案里被告「票買う発想ない」 被告人質問、改めて買収意図否定

 昨年7月の参院選広島選挙区をめぐる買収事件で、公選法違反の罪に問われた参院議員、河井案里被告(47)の公判が13日、東京地裁(高橋康明裁判長)で開かれ、弁護側が被告人質問を実施した。案里被告は地元議員に渡した現金について「票を金で買うという発想自体がなかった」と述べ、改めて買収の意図を否定した。

 案里被告が事件について自ら説明するのは8月25日の初公判以来。初公判では、地元議員への現金供与を大筋で認めた上で「(広島)県議選の陣中見舞いや当選祝いだった」などと述べ、無罪を主張していた。

 被告人質問で、案里被告は平成21年の県知事選に落選後、県議に復帰した状況を振り返り、「県議会でつまはじきにされた。その中で私を快く迎え入れてくれたのが、今回現金を渡した岡崎哲夫県議らだった」と述べた。現金の趣旨は「感謝の気持ち」としての当選祝いや陣中見舞いで、「決して参院選の票の取りまとめの依頼ではない」と強調。配布時に領収書の発行を求めなかったことについては「個人献金で、寄付の控除を受けるつもりはなかった」と釈明した。

 県議時代の30年秋、自民党の二階俊博幹事長から参院選出馬を打診されたとも言及。先月の公判に証人として出廷した岡崎県議が「案里被告は『(現金を)二階幹事長から預かった』と言った」と証言したことには、「記憶にないが、私なら言いかねないかな」と笑い、冗談だったとした。

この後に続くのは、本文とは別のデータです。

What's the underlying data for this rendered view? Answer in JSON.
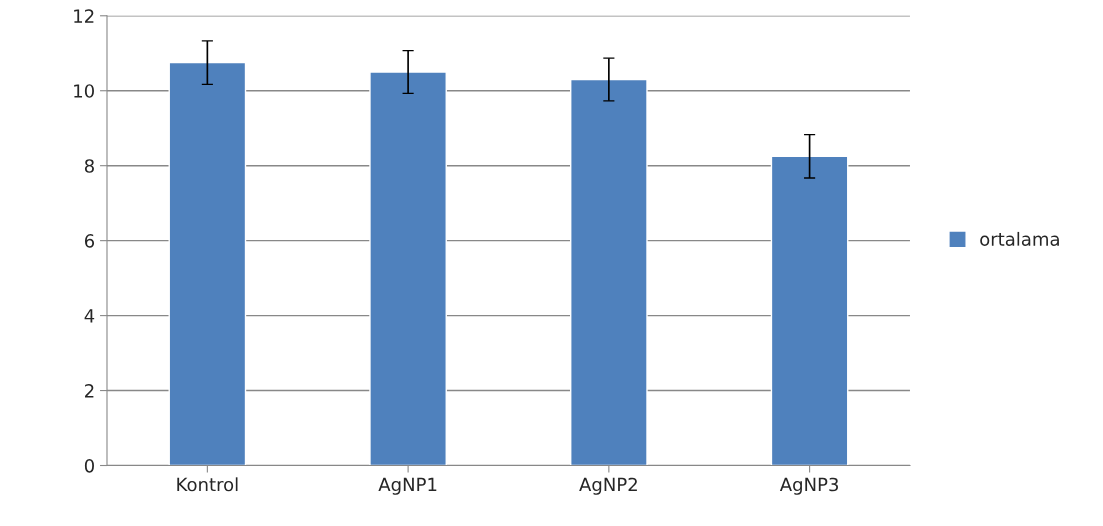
{
  "chart_data": {
    "type": "bar",
    "categories": [
      "Kontrol",
      "AgNP1",
      "AgNP2",
      "AgNP3"
    ],
    "series": [
      {
        "name": "ortalama",
        "color": "#4f81bd",
        "values": [
          10.75,
          10.5,
          10.3,
          8.25
        ],
        "errors": [
          0.58,
          0.57,
          0.57,
          0.58
        ]
      }
    ],
    "ylim": [
      0,
      12
    ],
    "yticks": [
      0,
      2,
      4,
      6,
      8,
      10,
      12
    ],
    "grid": "y",
    "legend": "right"
  }
}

 起訴状によると、夫で元法相の衆院議員、克行被告(57)と共謀し、地元議員5人に170万円を供与したとされる。うち4人はこれまでの公判で、現金の趣旨を「参院選の応援依頼だと思った」などと証言。岡崎県議は「当選祝いと思った」とする一方、「(参院選の)支援依頼の趣旨もあったかもしれない」と述べていた。

 克行被告は5人を含む計100人に現金を供与したとして、同罪で公判中。弁護人を一時解任し、9月に案里被告の公判から分離された。